There’s even an over 80-year-old grandmum who has entered her recipe and she gets a special felicitation from Chef Damu. The winning entries are a Cadbury halwa , a cutlet and a Cadbury spicy sandwich! The winners took home gold and silver coins, Cadbury hampers, certificates and trophies. The CSK has resonated with the five food retailers as well. As Sanjana Suresh, Director, SRLPS Foods Pvt Ltd, which owns the Sangeetha chain, says, “The response to this special menu has been incredible. People who love experimenting have become repeat customers for our Cadbury specials.” Cadbury-infused snacks will continue on their menu, she says.

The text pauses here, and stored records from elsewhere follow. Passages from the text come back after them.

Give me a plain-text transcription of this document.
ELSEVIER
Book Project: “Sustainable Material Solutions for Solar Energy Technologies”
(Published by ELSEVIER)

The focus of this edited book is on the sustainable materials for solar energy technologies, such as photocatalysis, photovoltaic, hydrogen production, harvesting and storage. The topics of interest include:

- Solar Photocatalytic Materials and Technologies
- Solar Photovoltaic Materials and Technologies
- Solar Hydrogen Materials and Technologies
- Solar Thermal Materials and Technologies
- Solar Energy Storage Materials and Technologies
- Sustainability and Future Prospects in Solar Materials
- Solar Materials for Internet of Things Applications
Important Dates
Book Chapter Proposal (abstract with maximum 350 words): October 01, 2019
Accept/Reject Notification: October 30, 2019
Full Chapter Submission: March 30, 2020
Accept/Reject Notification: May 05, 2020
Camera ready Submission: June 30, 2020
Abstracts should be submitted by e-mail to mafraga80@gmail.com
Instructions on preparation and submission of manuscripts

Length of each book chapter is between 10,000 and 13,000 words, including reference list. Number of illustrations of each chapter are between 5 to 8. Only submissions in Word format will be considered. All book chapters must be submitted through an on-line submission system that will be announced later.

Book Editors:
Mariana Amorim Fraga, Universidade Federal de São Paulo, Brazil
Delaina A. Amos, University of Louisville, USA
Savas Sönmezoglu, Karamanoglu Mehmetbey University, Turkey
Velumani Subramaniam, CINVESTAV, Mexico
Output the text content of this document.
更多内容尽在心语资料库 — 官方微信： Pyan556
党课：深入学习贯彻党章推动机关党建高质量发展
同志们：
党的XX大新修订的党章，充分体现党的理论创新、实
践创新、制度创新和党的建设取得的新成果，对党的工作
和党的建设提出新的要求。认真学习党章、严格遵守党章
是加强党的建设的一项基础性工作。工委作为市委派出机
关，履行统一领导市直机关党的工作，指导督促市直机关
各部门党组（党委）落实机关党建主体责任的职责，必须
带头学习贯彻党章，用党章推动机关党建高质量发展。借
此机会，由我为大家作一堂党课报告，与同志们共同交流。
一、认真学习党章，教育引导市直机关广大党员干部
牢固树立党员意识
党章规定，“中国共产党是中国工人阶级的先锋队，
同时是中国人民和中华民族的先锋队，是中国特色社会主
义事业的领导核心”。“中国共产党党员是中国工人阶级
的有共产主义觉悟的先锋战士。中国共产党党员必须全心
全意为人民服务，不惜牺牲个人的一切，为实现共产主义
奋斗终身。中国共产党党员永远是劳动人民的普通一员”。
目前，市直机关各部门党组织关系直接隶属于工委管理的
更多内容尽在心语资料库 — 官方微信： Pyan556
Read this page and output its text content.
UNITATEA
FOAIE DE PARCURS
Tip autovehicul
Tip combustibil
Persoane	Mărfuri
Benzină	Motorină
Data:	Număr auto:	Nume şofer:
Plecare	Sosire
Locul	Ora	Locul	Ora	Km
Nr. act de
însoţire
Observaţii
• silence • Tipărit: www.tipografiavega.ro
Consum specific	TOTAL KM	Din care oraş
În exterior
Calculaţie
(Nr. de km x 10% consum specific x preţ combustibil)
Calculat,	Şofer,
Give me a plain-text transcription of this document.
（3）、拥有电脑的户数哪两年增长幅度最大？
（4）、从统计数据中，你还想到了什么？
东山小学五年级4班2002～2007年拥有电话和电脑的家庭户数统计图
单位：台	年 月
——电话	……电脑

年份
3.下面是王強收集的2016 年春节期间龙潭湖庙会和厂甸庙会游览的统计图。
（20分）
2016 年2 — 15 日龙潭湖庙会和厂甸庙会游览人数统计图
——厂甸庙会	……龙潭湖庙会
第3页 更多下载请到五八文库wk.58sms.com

Priyanga Madan of The Grand Sweets & Snacks says that it will introduce four to six items on its menu based on customer feedback to its Cadbury sweets.

“The chains are the experts; they developed all the recipes on their own. It was as much in their interest as ours to offer something unique to consumers. The last thing they want is an irate customer. We only offered the base material and got into a conversation with them on how they wanted to use it. It was completely an experiment and in that spirit we also embraced that fearlessness,” says Viswanathan.

If the activation is a good lever for Cadbury to drive penetration and relevance for the category in Tamil Nadu, it will continue to invest in it and make it bigger, perhaps even as an annual event in TN.

“We will stay committed on that and build on it. Then perhaps go beyond Chennai once the model is perfected here, make it a pan-TN event and eventually move to Andhra, Telangana and Karnataka as well,” adds Viswanathan. Like the big, match-winning Tamil Nadu brand, the CSK, Cadbury expects its CSK also to be a winner.